Queen of Spades
BARBICAN, LONDON
Ruddigore
BARBICAN
Fugata Quintet
PURCELL ROOM
When a company like Opera North comes down from Leeds for a London season it’s a major undertaking and a chance to show the company’s best face to the wider world. So you’d expect the repertory and the productions to be carefully chosen. And I can’t think what possessed ON to bring the shows it brought down to the Barbican the other week: one of them a bad staging of a good piece, the other a good staging of a bad piece.
The former was Tchaikovsky’s curiously compelling study in obsession, Queen of Spades, an opera not so perfectly constructed as the same composer’s great Eugene Onegin but far more successful than his other lyric-theatre scores. Intense, incisive, with an element of gothic horror, it packs punches in the right hands. But alas, not here.

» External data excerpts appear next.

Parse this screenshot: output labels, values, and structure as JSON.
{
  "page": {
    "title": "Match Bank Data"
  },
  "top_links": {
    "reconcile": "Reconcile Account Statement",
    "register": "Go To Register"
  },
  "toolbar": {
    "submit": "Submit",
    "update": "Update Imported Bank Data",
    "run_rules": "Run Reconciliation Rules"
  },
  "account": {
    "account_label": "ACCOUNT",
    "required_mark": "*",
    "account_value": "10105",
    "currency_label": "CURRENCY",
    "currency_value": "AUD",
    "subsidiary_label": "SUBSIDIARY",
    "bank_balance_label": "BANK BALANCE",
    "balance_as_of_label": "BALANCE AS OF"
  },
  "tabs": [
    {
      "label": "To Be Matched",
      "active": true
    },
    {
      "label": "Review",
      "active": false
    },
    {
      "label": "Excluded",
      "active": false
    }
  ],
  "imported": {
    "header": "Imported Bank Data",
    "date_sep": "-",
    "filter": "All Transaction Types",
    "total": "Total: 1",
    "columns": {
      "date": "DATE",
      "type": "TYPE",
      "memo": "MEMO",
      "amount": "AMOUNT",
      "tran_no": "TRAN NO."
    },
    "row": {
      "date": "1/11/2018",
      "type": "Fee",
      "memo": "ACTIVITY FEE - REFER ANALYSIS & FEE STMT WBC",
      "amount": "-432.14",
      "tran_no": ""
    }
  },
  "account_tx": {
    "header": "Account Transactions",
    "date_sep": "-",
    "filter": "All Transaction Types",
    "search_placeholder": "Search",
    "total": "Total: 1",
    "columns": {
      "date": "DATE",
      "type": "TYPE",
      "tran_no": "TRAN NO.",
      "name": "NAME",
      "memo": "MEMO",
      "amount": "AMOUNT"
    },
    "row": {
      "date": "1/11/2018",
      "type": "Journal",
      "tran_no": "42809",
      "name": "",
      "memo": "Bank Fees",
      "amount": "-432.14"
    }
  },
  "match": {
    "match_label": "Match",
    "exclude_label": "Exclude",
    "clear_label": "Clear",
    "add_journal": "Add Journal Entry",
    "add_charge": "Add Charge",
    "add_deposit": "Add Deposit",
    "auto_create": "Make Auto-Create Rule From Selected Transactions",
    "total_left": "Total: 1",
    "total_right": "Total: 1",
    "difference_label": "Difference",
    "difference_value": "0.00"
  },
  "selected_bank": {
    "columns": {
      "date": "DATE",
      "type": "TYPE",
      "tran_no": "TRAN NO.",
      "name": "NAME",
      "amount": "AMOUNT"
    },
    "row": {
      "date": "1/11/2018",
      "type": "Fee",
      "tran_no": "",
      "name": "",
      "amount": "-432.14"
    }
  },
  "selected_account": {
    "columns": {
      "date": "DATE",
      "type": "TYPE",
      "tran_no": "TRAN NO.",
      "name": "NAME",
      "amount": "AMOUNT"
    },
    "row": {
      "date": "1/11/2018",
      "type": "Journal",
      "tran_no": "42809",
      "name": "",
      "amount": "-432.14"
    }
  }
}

Staged with no more than token competence by Neil Bartlett, it had dull design work and performances that felt like creaky relics from another era when real acting didn’t matter on the opera stage. Jeffrey Lloyd-Roberts looked absurd and sang poorly in the central role of Hermann, who may be mad but needs some credibility as the ardent lover he signally failed to be here. Josephine Barstow has been a fine singing-actress in her time but barked her way through the character-role of the Countess. And so it went on. That the Barbican Theatre is acoustically a dead space, made for speech not music, didn’t help.
By contrast (and thank goodness!) there were wonderfully engaging and alive performances the next night in a clever, confident production of Gilbert and Sullivan’s Ruddigore by Jo Davis, a director of lower profile than Bartlett but (in this case at least) more spirit, style and pace. A bustling company effort, with old hands like Steven Page and Richard Angas backing up the youthful charm and brilliance of Hal Cazalet, Amy Freston and Grant Doyle, it was a joy. And John Wilson conducted with more care and concern than Sullivan deserves. But that’s the issue: Ruddigore is dreadful music, G&S at its most vacuous. The verve and dynamism lavished on it here was wasted effort; and I couldn’t help thinking that the personnel involved with these two shows from Leeds should have swapped over, concentrating all the strengths on the Tchaikovsky and leaving the Sullivan to sink without trace. Maybe that’s why I don’t run an opera company.
Astor Piazzolla was the composer who re-packaged tango for non-Argentine, non-dancing, classically trained audiences – developing its rhythmic calling card of four beats to the bar reorganised as three (which means, counting in quavers, 123456-78) into possibilities beyond the imagination of the sailors in the dockside bars of Buenos Aires who invented it. In the process, Piazzolla’s tango music has been internationalised. And it was interesting to find that none of the Fugata Quintet who played an all-Piazzolla programme at the Purcell Room last week had anything to do with Argentina. They were Greek, Armenian, Serbian and British, and had met as students at the Royal Academy in London.
That said, Piazzolla is their raison d’être, and they do it convincingly – albeit with an accordion rather than the true Argentine bandoneon. As a Piazzolla fan, I was impressed. Especially by the violinist, who delivered the percussion effects (rhythmic scratchings on the near side of the bridge, which, in my innocence, I used to think was done by washboards) with panache.
But much as I love this music and can happily sit through hours of it – including Piazzolla’s tango opera Maria de Buenos Aires which has never had a proper London staging: it did – I have to admit that it’s a one-trick game. The same idea is endlessly repeated, with much the same colours and textures. What saves it, of course, is that the idea is good. And addictive. But whether musical addictions are significantly healthier than any other kind, I’m not so sure.